In recent days, Sinema Transtopia's ticketing provider has been targeted by hackers, making it impossible to buy tickets for the Chinese film series "Unseen Histories, Unsettled Memories" (March 12-14). The hackers have made it seem that the showings are sold out, thereby blocking legitimate purchasers. Therefore, tickets will be available at the box office for anyone who couldn't buy a ticket online.
Presented by China Unofficial Archives, CiLENS and Berlin Contemporary China Network (BCCN).
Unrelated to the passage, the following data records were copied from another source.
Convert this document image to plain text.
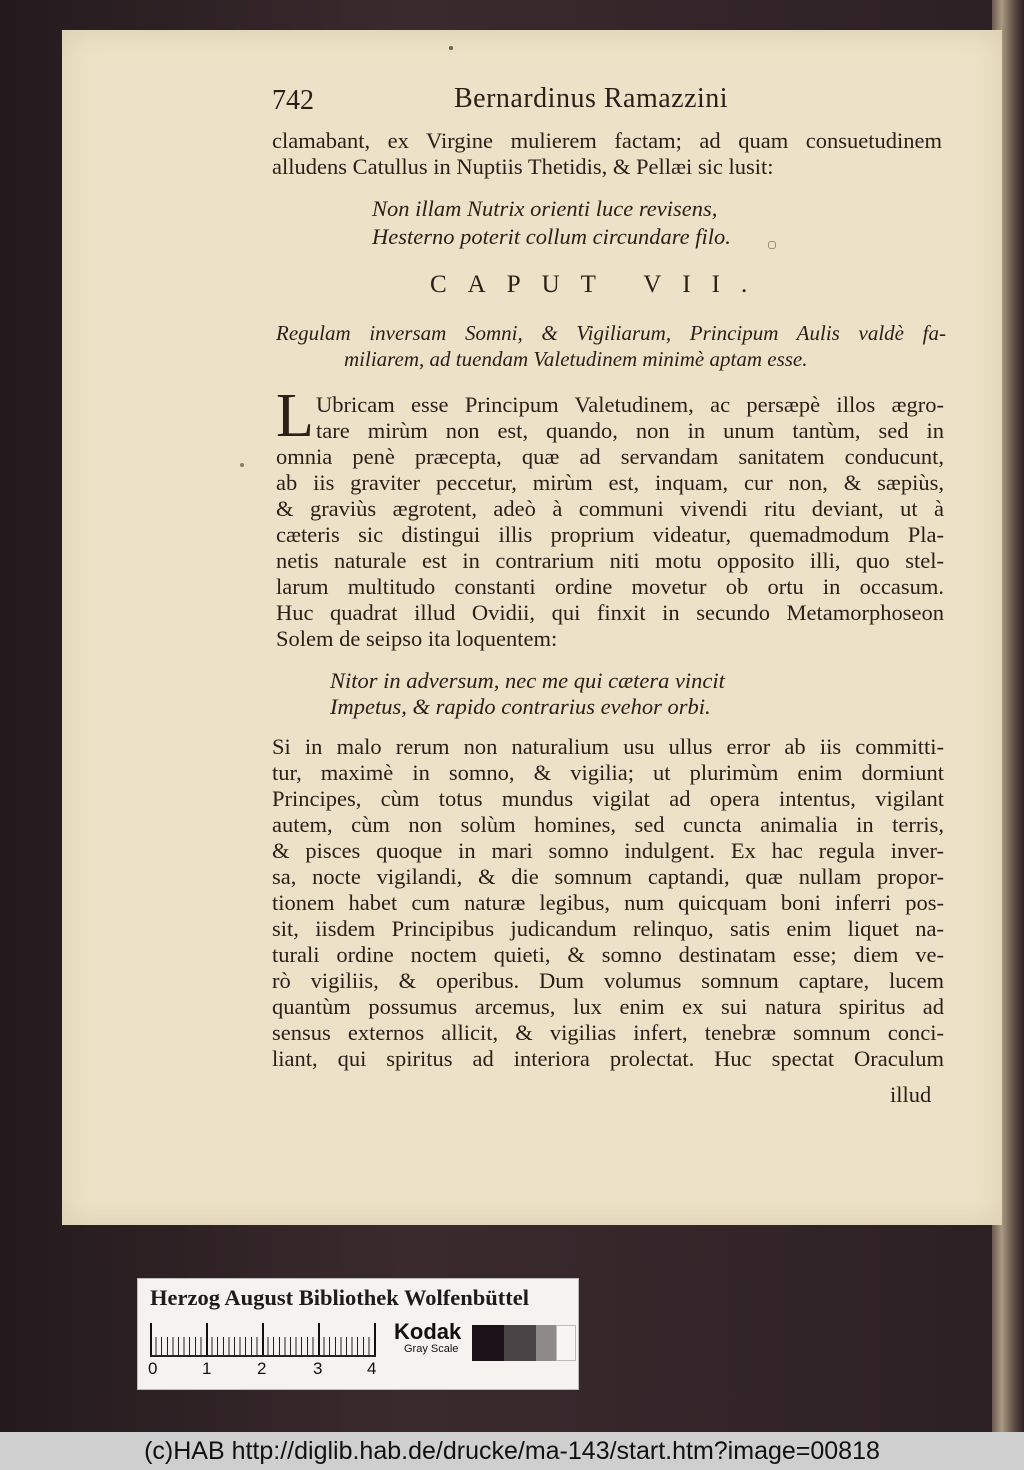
742	Bernardinus Ramazzini
clamabant, ex Virgine mulierem factam; ad quam consuetudinem
alludens Catullus in Nuptiis Thetidis, & Pellæi sic lusit:
Non illam Nutrix orienti luce revisens,
Hesterno poterit collum circundare filo.
CAPUT VII.
Regulam inversam Somni, & Vigiliarum, Principum Aulis valdè fa-
miliarem, ad tuendam Valetudinem minimè aptam esse.
L Ubricam esse Principum Valetudinem, ac persæpè illos ægro-
tare mirùm non est, quando, non in unum tantùm, sed in
omnia penè præcepta, quæ ad servandam sanitatem conducunt,
ab iis graviter peccetur, mirùm est, inquam, cur non, & sæpiùs,
& graviùs ægrotent, adeò à communi vivendi ritu deviant, ut à
cæteris sic distingui illis proprium videatur, quemadmodum Pla-
netis naturale est in contrarium niti motu opposito illi, quo stel-
larum multitudo constanti ordine movetur ob ortu in occasum.
Huc quadrat illud Ovidii, qui finxit in secundo Metamorphoseon
Solem de seipso ita loquentem:
Nitor in adversum, nec me qui cætera vincit
Impetus, & rapido contrarius evehor orbi.
Si in malo rerum non naturalium usu ullus error ab iis committi-
tur, maximè in somno, & vigilia; ut plurimùm enim dormiunt
Principes, cùm totus mundus vigilat ad opera intentus, vigilant
autem, cùm non solùm homines, sed cuncta animalia in terris,
& pisces quoque in mari somno indulgent. Ex hac regula inver-
sa, nocte vigilandi, & die somnum captandi, quæ nullam propor-
tionem habet cum naturæ legibus, num quicquam boni inferri pos-
sit, iisdem Principibus judicandum relinquo, satis enim liquet na-
turali ordine noctem quieti, & somno destinatam esse; diem ve-
rò vigiliis, & operibus. Dum volumus somnum captare, lucem
quantùm possumus arcemus, lux enim ex sui natura spiritus ad
sensus externos allicit, & vigilias infert, tenebræ somnum conci-
liant, qui spiritus ad interiora prolectat. Huc spectat Oraculum
illud
Herzog August Bibliothek Wolfenbüttel
0	1	2	3	4
Kodak
Gray Scale
(c)HAB http://diglib.hab.de/drucke/ma-143/start.htm?image=00818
The late 1980s was a period of intellectual, political and social ferment in China that still resonates today, raising questions about the country's political system, the environmental costs of its rapid industrialization, and the costs born by China's youth. This film series brings to light four of this era's film pioneers, whose works were censored in the wake of the June 4, 1989 Tiananmen crackdown—and, until now—mostly never screened. Seen today, they recover a long-forgotten phase in Chinese documentary cinema, offering critical insight into the early years of China’s reemergence as a global power.
China Unofficial Archives is a nonprofit digital archive run and funded by members of the Chinese diaspora that preserves and makes public suppressed books, publications, and films.
CiLENS is a Berlin-based curatorial platform dedicated to contemporary Sinophone and Asian cinema. Through film screenings, talks, and interdisciplinary programs, CiLENS explores moving image practices as a site of historical inquiry, social reflection, and cross-cultural dialogue.
Berlin Contemporary China Network seeks to strengthen exchange on contemporary China among Berlin-based academics.
Biao Xiang, a prominent public intellectual inside China, heads the department "Anthropology of Economic Experimentation" at the Max Planck Institute for Ethnological Research.
Echo Xuedan Tang, a film curator and cultural worker who founded the Indie Chinese Cinema Week (ICCW) and heads CiLENS.
Ian Johnson, a journalist, author, and researcher involved with the China Unofficial Archives.
Merle Groneweg, a writer and cultural worker, coordinates the Berlin Contemporary China Network.
Sam C. Mac, former film critic now based at Harvard University who focuses on early independent Chinese film.
Siqi Tu is a Chinese sociologist at the Max Planck Institute for Social Anthropology, focusing on social inequality, work, and everyday governance in contemporary China.
Yi Zhu, a Berlin-based researcher at the Institute for Chinese Studies, Heidelberg University, who also co-edits the EchoWall Project.